PM : Qui écoutes-tu comme bluesmen, en ce moment?
SNP :
Hé bien…, ceux auxquels je reviens toujours, ce sont les trois King, à savoir B.B. King, Albert King et Freddie King. Il y en a plein d'autres, comme T-Bone Walker, qui est incontournable, mais je l’écoute un peu moins en ce moment, et puis il y avait une époque où j'écoutais beaucoup Ronnie Earl et Duke Robillard. Après, il y a eu Otis Rush, puis….tellement d'autres, et te les citer tous te remplirait trop de pages…(rires).

PM : Par contre, le Bottleneck ne semble pas être ton truc…
SNP :
Non, c’est vrai. Je laisse cette technique à ceux qui savent faire (rires)…! J’ai essayé un peu, je dois le dire, mais je n'aime pas jouer en ‘open’, probablement parce que je suis assez fainéant (rires)…! Je trouve qu'il est déjà très difficile de jouer sur une guitare accordée, alors en open, t’imagines… Les rares fois où j'ai du en jouer, ça devait être sous la menace (rires)…!!! Non, sérieusement, je suis plus à l'aise dans le jeu standard.
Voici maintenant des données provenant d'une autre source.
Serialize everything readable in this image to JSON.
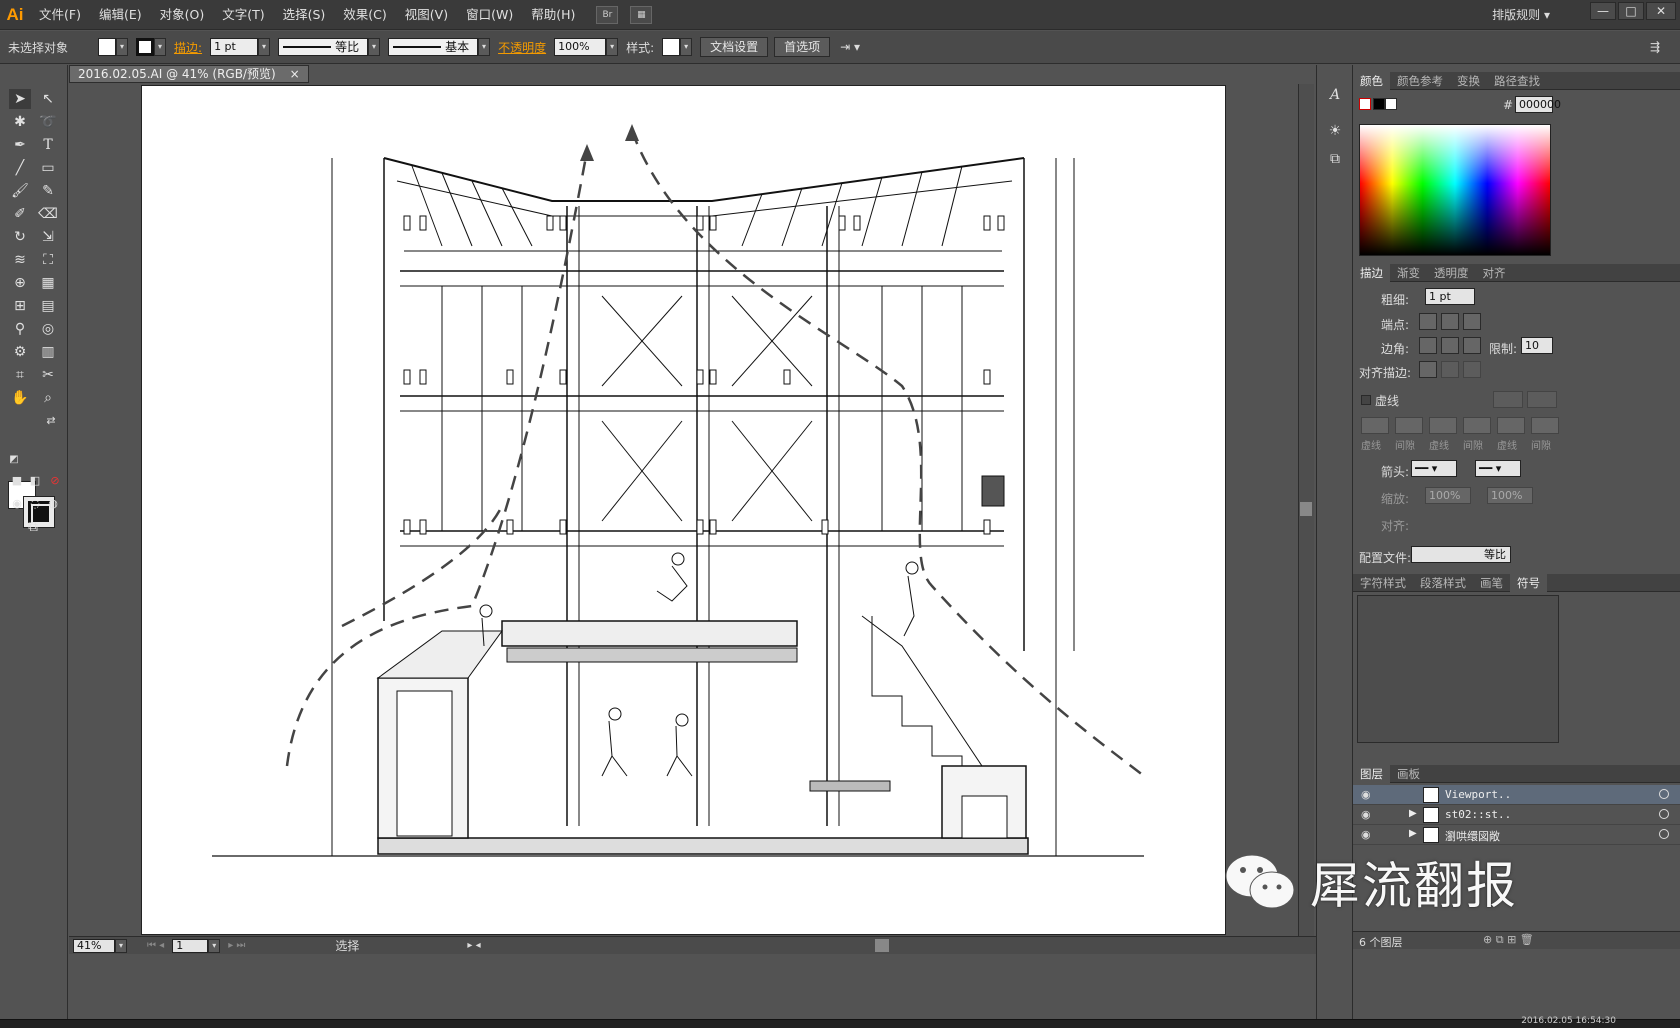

Par contre, j'adore en écouter, du Bottleneck.


PM : Keith Richards explique, dans sa biographie, qu'il s'est rendu compte qu'il jouait sur 5 cordes au lieu de 6. Toi, tu joues sur toutes les cordes de ta guitare?
SNP :
Chaque guitariste a sa manière de faire. Moi, je joue standard, sur 6 cordes, mais faut bien laisser des guitaristes explorer de nouvelles techniques (sourire).

PM : Prends-tu toujours autant de plaisir à jouer?
SNP :
Ah oui, et pourtant les conditions ne sont pas toujours bonnes. Parfois tu arrives sur un concert et le son de la salle est terrible, ça peut être assez désespérant. Il faut alors se fixer un challenge et relever le défit, mais c'est tout. En ce moment je joue beaucoup, avec des groupes différents, et je sens que je progresse sur certaines choses. C'est très motivant, mais surtout je m'attache à prendre du plaisir à jouer avec les musiciens que j'accompagne. Pour moi la dimension humaine est très importante. Il m'est arrivé de jouer avec des gens que je n'appréciais pas, sur le plan humain, et alors ça devient une telle punition que ce n'est pas du tout pour moi. En fait, l'idéal est de jouer avec des gens que tu aimes bien, et devant un public venu pour t'écouter, parce que s’il y a de l'entente et du respect entre les musiciens, la musique que tu joues s'en ressent et le public capte ça très bien.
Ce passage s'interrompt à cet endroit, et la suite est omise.